Nicholas, the reporter, always traveled with a colleague who translated for him, but that person wasn’t available that day, so I volunteered. He had never seen me before, he didn’t know what to make of this kid offering to drive him to the south. But he didn’t have any other option and eventually agreed. I started doing that with him on a regular basis, and this way, I also met other foreign reporters who traveled to Lebanon and needed help with translation and what we call “fixing”, a local contact who can set up all the relevant appointments with government officials or students, artists, intellectuals or whatever the story requires. They were reporters from the Washington Post, L.A. Times, NPR, and I learned a lot from them. I started writing for newspapers myself at the same time.

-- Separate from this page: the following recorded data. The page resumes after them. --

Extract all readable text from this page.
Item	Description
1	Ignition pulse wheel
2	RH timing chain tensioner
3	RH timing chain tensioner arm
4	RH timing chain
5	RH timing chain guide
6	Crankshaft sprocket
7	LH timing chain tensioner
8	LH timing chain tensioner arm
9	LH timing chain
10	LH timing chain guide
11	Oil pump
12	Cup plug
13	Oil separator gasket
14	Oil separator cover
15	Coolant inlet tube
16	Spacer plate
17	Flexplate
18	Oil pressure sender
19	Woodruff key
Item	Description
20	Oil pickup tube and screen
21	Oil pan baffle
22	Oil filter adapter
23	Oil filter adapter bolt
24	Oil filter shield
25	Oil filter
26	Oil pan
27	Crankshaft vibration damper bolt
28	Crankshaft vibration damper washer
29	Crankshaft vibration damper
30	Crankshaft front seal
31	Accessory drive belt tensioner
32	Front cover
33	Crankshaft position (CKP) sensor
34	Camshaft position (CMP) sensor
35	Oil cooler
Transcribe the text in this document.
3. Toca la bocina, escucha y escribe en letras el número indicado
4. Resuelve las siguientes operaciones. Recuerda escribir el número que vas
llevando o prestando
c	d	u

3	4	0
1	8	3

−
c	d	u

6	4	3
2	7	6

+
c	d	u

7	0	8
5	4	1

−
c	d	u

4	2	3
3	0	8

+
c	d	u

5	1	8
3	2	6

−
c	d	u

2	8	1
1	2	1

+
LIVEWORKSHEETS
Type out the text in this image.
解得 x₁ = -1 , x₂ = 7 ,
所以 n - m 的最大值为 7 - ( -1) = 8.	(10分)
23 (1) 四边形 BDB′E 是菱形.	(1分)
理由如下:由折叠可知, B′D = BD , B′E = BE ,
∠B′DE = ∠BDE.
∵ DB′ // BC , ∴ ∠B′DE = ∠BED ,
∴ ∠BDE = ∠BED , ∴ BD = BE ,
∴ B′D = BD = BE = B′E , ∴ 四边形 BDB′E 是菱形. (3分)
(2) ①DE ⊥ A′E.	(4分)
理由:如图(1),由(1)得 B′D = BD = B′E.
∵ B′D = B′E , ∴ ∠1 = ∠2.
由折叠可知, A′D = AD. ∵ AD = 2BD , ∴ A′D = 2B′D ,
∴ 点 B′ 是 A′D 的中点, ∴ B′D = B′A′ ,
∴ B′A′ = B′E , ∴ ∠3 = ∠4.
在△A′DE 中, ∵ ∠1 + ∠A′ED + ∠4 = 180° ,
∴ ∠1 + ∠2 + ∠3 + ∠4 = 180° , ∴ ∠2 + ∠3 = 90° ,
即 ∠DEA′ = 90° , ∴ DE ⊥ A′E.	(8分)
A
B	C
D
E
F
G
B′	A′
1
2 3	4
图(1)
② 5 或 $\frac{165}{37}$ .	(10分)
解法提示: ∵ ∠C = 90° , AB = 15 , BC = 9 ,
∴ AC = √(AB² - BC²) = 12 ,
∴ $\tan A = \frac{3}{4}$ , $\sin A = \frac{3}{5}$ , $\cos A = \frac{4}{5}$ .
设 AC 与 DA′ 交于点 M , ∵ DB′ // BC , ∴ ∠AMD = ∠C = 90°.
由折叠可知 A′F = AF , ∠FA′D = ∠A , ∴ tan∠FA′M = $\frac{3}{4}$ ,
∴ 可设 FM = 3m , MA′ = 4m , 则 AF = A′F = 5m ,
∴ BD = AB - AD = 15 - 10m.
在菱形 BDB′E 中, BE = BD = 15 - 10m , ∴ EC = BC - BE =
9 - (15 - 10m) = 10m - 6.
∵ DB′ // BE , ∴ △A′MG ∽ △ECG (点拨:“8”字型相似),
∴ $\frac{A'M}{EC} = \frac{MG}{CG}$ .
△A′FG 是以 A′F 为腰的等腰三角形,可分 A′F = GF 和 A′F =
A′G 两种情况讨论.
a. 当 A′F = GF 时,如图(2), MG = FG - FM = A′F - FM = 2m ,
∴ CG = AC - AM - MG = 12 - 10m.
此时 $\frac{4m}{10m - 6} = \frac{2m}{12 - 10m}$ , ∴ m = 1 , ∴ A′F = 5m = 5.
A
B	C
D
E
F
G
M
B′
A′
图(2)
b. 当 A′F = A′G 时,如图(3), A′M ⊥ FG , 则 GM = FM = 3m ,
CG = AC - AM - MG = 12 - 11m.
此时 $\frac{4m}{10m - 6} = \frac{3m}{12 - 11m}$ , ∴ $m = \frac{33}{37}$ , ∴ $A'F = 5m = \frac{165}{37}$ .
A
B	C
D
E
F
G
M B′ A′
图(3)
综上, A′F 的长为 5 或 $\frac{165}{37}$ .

In the end, I was covering the war in 2006, it was a terrible summer for Lebanon. Our infrastructure was destroyed and twelve hundred people were killed. The country paid a high price. For me, as a journalist, it was an important moment in my career. I felt a duty to report about what was happening in my country. It’s the reason I became a journalist, I felt that should there ever be another war in my country, I wanted to be able to tell that story to the outside world. To report for the BBC, an international news channel, was a powerful vindication of my decision to become a journalist.
What would you say helped you break into the international affairs and foreign policy realm?
The willingness to do whatever the job required. I could have shown up at the newspaper (where I interned) and said I’m not driving anyone around. I did everything for the foreign reporters that came to Lebanon. I booked their dinners, set-up their appointment, translated for them, and sorted out their visas, whatever it took. As a fixer, I was a one-woman show even while I was doing my own reporting.
Despite my youthful shyness and doubts, I never hesitated to put my hand up. When I went up to the reporter, I didn’t tell him that I was uncertain about my Arabic translation skills. I thought what the heck. He doesn’t speak any Arabic at all. Let me just do it. I will figure it out. I can find a solution. And I did. I ended up translating for reporters in interviews with government officials.
What advice might you offer to early-career women?
Be curious, be enthusiastic, be flexible and always ask: why not? If someone tells you that what you want to do is not achievable, that this or that job is not for you, the answer should be: “why not?”
I was very fortunate to have a father who never thought of his three daughters as anything but fully empowered citizens of the world. That’s what gave me the ability to always ask: “Why not?” Like on that first day when I offered to take the reporter to south Lebanon—well, why not? When I was starting out, there weren’t many women doing what I was doing. I thought why not me. It’s a question that challenges the system in a good way.